How many of you have worked for a company that has developed a decent product only to fail for its own inadequacies? Their inability to respond in a timely manner, their inability to address system short-comings? Could you think of a few? Today's business environment demands more large-scale change whether it be vis-a-vis a new strategy, restructuring, mergers or acquisitions, and new product development. Some of these decisions need to be made quicker in a less than economic environment requiring sacrifice. Unfortunately, many of these companies have failed to take a conciliatory approach, nor are we a very sacrificing society, but that's what awaits many of us including the companies, hospitals, surgeons, and sales reps.
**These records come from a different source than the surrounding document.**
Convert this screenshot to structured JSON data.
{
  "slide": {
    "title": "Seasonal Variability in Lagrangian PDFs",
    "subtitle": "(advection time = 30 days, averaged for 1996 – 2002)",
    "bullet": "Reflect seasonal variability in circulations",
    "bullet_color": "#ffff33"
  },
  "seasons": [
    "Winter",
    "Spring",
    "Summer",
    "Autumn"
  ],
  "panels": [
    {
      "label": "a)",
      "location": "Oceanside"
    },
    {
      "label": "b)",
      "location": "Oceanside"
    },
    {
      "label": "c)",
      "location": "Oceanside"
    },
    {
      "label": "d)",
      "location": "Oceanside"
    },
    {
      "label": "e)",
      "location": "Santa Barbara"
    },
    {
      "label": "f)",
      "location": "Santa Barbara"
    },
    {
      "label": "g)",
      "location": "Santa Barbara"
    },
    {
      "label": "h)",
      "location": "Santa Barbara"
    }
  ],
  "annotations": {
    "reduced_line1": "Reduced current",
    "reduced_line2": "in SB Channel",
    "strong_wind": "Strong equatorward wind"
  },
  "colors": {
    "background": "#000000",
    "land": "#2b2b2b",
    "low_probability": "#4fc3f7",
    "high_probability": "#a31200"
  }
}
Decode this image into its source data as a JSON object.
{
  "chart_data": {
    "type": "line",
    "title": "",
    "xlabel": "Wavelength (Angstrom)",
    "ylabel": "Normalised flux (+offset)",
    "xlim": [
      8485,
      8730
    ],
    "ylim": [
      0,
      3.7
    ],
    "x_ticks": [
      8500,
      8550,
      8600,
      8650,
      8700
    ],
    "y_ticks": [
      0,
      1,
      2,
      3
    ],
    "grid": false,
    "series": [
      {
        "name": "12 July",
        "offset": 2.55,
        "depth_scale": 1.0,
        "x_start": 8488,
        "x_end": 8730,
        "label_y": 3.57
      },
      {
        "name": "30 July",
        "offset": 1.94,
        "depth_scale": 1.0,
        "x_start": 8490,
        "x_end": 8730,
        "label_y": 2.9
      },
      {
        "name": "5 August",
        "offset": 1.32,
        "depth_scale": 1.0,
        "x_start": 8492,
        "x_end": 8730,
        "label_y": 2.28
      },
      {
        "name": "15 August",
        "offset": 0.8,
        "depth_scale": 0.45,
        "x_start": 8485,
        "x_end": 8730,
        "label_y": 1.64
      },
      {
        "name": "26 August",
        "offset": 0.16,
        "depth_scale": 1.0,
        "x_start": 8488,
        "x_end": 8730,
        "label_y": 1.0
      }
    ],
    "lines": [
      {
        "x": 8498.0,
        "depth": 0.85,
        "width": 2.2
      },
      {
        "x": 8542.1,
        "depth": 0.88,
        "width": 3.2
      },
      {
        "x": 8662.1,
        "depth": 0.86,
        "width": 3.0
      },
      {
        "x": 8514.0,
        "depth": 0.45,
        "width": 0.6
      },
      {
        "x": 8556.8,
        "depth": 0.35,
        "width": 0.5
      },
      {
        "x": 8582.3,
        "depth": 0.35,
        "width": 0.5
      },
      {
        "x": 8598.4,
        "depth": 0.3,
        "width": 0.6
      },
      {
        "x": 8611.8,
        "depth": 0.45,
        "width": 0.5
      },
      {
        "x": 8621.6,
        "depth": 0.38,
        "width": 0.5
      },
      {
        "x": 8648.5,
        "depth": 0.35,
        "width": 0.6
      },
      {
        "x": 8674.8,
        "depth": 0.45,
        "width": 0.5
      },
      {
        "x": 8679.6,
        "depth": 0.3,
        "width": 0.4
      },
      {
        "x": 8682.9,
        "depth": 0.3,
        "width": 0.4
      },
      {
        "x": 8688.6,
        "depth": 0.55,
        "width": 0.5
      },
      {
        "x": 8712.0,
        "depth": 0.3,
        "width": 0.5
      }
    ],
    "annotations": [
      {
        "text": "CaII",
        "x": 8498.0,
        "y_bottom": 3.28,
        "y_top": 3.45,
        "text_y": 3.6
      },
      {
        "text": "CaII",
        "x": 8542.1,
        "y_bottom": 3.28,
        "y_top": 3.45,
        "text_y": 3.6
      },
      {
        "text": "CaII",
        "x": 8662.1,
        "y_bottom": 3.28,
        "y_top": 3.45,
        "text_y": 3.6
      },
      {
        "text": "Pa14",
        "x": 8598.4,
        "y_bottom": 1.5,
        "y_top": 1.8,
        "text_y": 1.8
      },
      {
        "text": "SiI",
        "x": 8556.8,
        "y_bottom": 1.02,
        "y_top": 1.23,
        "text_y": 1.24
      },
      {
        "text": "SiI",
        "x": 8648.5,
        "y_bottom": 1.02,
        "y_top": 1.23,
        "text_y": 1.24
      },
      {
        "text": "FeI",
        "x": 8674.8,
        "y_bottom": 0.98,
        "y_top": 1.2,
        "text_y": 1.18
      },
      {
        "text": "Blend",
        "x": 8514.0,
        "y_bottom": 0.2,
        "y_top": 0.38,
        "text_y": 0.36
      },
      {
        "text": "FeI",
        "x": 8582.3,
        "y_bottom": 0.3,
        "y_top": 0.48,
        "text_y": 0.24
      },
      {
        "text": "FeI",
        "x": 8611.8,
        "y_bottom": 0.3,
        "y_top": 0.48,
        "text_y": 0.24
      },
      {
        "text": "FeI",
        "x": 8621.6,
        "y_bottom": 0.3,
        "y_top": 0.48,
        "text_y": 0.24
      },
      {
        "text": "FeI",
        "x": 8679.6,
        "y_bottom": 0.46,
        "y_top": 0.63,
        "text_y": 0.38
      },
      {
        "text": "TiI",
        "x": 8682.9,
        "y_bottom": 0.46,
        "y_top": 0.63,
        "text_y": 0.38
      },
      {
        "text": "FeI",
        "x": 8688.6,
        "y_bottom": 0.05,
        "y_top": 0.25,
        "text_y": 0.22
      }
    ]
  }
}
Reality has brought many companies back down to earth. The days of 40% commissions are over, the days of 20% growth will be far less, unless you are buying products from one of the many companies that have been started by former distributors and/or their physician colleagues. Realistically, TSB sees a trend in the field, whereas more and more of these small companies are surviving by utilizing every legal resource available to them. Namely POD's, for the obvious reasons. And if the big boys are predicting below average expectations, how do some of these smaller ventures continue to show growth, considering that we do play in a zero-sum marketplace? How many of these ventures were originally positioned to be flipped, only to hear their CEO's now claim that their objective all along was to grow a company and organization, while they move along at a snails pace? The people that run these companies will argue that their organizations can succeed with incremental change. A 2% improvement here, a 3% reduction somewhere else and you are growing. In the short-term that may be true, but how long will it take to get where some of these people claim they are going?
What we are witnessing today is change in the internal structure in many of these companies, surviving on fewer rules and employees. So in closing TSB wants to know what our bloggers think, have many of these companies failed because of their inability to be risk tolerant, transparent, too slow to make decisions, a failure to empower and trust their employees or as TSB likes to say, were the market conditions bigger than the both of us?